Mirrors: A Twilight Fanfiction
Disclaimer: If you recognize it, it probably belongs to Stephanie Meyer.
Author's Note: Good lord, I love this pairing. It is like my favorite thing to read. I wanted them to imprint so bad! D:
Leah Clearwater was used to considering herself inhuman, a freak.
There had always been some shallow satisfaction she could gain by looking into a mirror. Even now, she would catch herself sighing over the memory of how beautiful she had been. There had never been a question in the matter—Leah was a looker. She could see it through her reflection when male eyes had followed her with admiration, female eyes with envy. She was slender and tall, with soft lips and big, dark eyes framed by long lashes. And she had always believed in dressing herself to accentuate it. Leah loved the attention.
She had had no problem admitting to her own vanity, she recalled. But coupled with her independence and self-confidence, it hadn't troubled her. Pride was a well-deserved flaw, she knew, as long as it didn't make one stupid or spoilt. It certainly hadn't made her fickle—she had always been slow to love, slow to smile, slow to trust. She set high standards, which led her to being hard to please, hard to impress. Ad she had liked it that way. Now, of course, 'slow' had been brought to a screeching halt. Leah didn't love. But being a freak, however unwanted, did have its advantages. So Leah told herself she didn't mind.
Of course, it was a lie. Leah minded, had always minded, always hurt.
Even after she had lost the perception of beauty amongst the strange unfamiliarity of her own body, she had never tired of looking in the mirror. As a matter of fact, she had only grown more engrossed with studying the planes of her body, the lines of her form. Leah could see the not-human under them, but at least she could tell she was utterly, physically there. When she wasn't looking in the mirror, she sometimes wasn't sure that she was more than a figment of her own imagination. Sometimes, in the few steps before her reflection entered her line of sight, Leah panicked.
Her breath would come in gasps, and she'd wrap her arms around her still-slender frame as if to hold herself together. She was somehow afraid that she would see nothing but the bedroom echoed back, leaving her lost. But in the end, she could always find herself in the glass, pale under her skin tone and glossy with cold sweat. The sight was a pathetic reminder of how Bella Swan would look in Jacob's memories, which was motivation enough for Leah to straighten her back, pull herself back together under a smooth façade, and leave the mirror behind for a few hours—but not until she had reached out to press her fingertips against the glass and watch the movement repeated behind the barricade.

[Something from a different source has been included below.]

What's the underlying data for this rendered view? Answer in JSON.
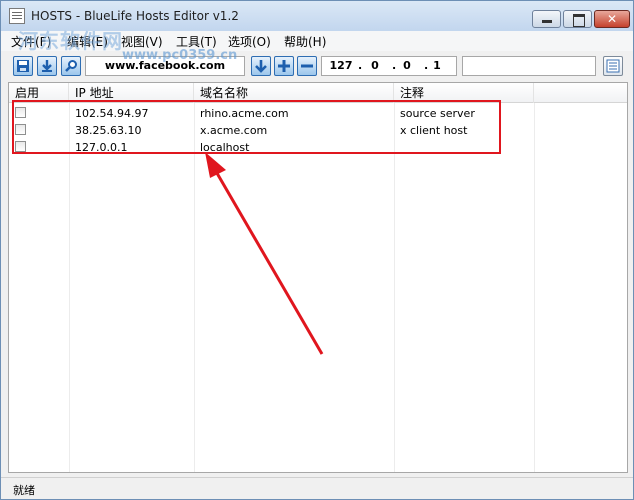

It reassured her that she was solid, but couldn't show her humanity.
The mirror had been a kind of drug to her, sustaining and supporting her. It hadn't been healthy—Leah could feel that in her very bones, even when she didn't have the strength to care. But it had been all she knew, until Leah found Jacob. Figuratively, of course. Jake had always been there, in the back of her mind, in the back of her life. It hadn't taken much to bring him to the front—one argument was all the passion either of them had needed to spark fire within their bones.

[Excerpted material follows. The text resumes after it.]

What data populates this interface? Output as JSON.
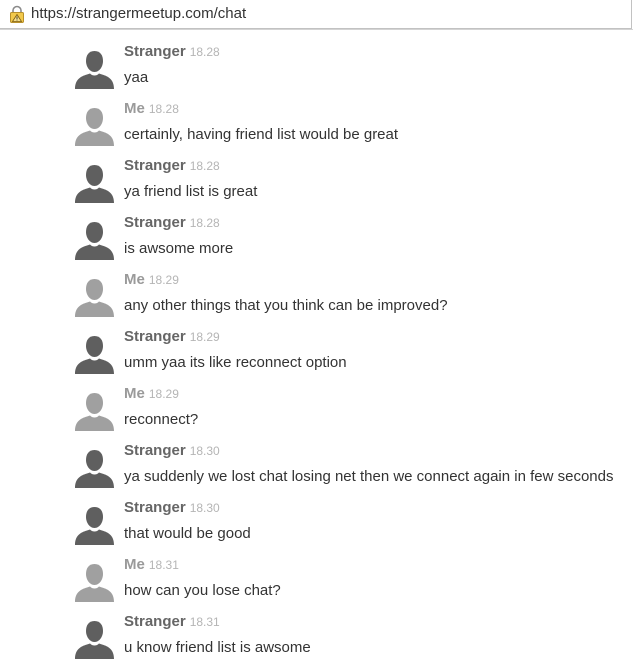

She wondered if subconsciously, she hadn't known it would happen all along, needling him as she did. After all, it didn't take rocket science to know that passion of any kind was dangerous to have near Jacob. Leah didn't love him, but she liked him well enough, and that was all either of them needed. It was a good thing, too, since neither of them was really capable of trust or love or selfless commitment. Leah could offer respect, though, however warily given, and she basked in the fact that Jake would return it just as warily.

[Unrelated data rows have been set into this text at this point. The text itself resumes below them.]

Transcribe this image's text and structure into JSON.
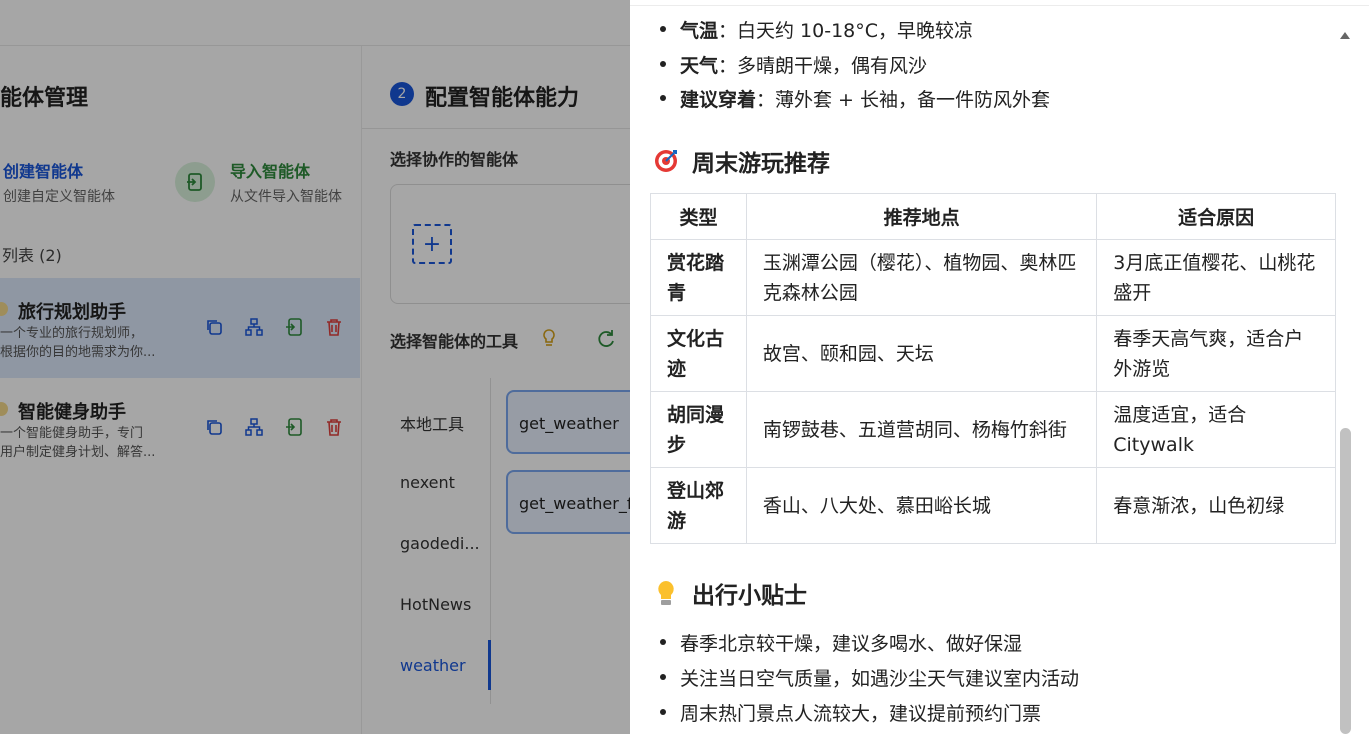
{
  "left_panel": {
    "title": "能体管理",
    "create": {
      "label": "创建智能体",
      "desc": "创建自定义智能体"
    },
    "import": {
      "label": "导入智能体",
      "desc": "从文件导入智能体"
    },
    "list_title": "列表 (2)",
    "agents": [
      {
        "name": "旅行规划助手",
        "desc_line1": "一个专业的旅行规划师，",
        "desc_line2": "根据你的目的地需求为你..."
      },
      {
        "name": "智能健身助手",
        "desc_line1": "一个智能健身助手，专门",
        "desc_line2": "用户制定健身计划、解答..."
      }
    ]
  },
  "mid_panel": {
    "step": "2",
    "title": "配置智能体能力",
    "collab_label": "选择协作的智能体",
    "add_symbol": "+",
    "tools_label": "选择智能体的工具",
    "categories": [
      "本地工具",
      "nexent",
      "gaodedi...",
      "HotNews",
      "weather"
    ],
    "tools": [
      "get_weather",
      "get_weather_fo"
    ]
  },
  "drawer": {
    "weather_items": [
      {
        "key": "气温",
        "text": "：白天约 10-18°C，早晚较凉"
      },
      {
        "key": "天气",
        "text": "：多晴朗干燥，偶有风沙"
      },
      {
        "key": "建议穿着",
        "text": "：薄外套 + 长袖，备一件防风外套"
      }
    ],
    "weekend_heading": "周末游玩推荐",
    "table": {
      "headers": [
        "类型",
        "推荐地点",
        "适合原因"
      ],
      "rows": [
        [
          "赏花踏青",
          "玉渊潭公园（樱花）、植物园、奥林匹克森林公园",
          "3月底正值樱花、山桃花盛开"
        ],
        [
          "文化古迹",
          "故宫、颐和园、天坛",
          "春季天高气爽，适合户外游览"
        ],
        [
          "胡同漫步",
          "南锣鼓巷、五道营胡同、杨梅竹斜街",
          "温度适宜，适合Citywalk"
        ],
        [
          "登山郊游",
          "香山、八大处、慕田峪长城",
          "春意渐浓，山色初绿"
        ]
      ]
    },
    "tips_heading": "出行小贴士",
    "tips": [
      "春季北京较干燥，建议多喝水、做好保湿",
      "关注当日空气质量，如遇沙尘天气建议室内活动",
      "周末热门景点人流较大，建议提前预约门票"
    ]
  },
  "colors": {
    "accent": "#1a56db",
    "success": "#2e8b3d",
    "danger": "#e0403c",
    "overlay": "rgba(0,0,0,0.35)"
  },
  "icons": [
    "import-icon",
    "copy-icon",
    "org-chart-icon",
    "export-icon",
    "trash-icon",
    "lightbulb-icon",
    "refresh-icon",
    "target-icon",
    "scroll-up-icon"
  ]
}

Jacob made her human again, with human needs and human wants.
Leah had a natural fiery nature, balanced nicely with a brutally-honest type of practicality. She knew at once that falling for Jacob wasn't an option, but at the same time, falling in with him was completely and totally possible—almost unstoppable—and that doing so would almost be like opening back up again. There was something so very serious about Jake, and it made Leah gleeful that it nothing to do with her and everything to do with him. Likewise, she was practically giddy over the fact that Jacob was just as totally unable to leave her as she was him—they didn't need imprinting to be bonded. That some bonds were stronger than imprinting.
After Jacob, Leah felt human. And like a human, she couldn't resist the urge to look at herself, to see if the difference had gone skin deep (because, despite what people say, skin deep is the deepest kind of beauty and represents the deepest kind of change). Time after time, though, Leah was disappointed—she could still see the monster beneath her flushed skin. And yet, at the same time, she looked more human than she ever had with her heart on her sleeve and her hopes in her eyes. And subtly, Leah learned that the monster didn't matter anymore, and disappointment eventually stopped trying to swamp her. She stopped falling to her knees, and she stood up to the mirror.
One day, Leah knew that she would break it. One day, she would prove her humanity in blood.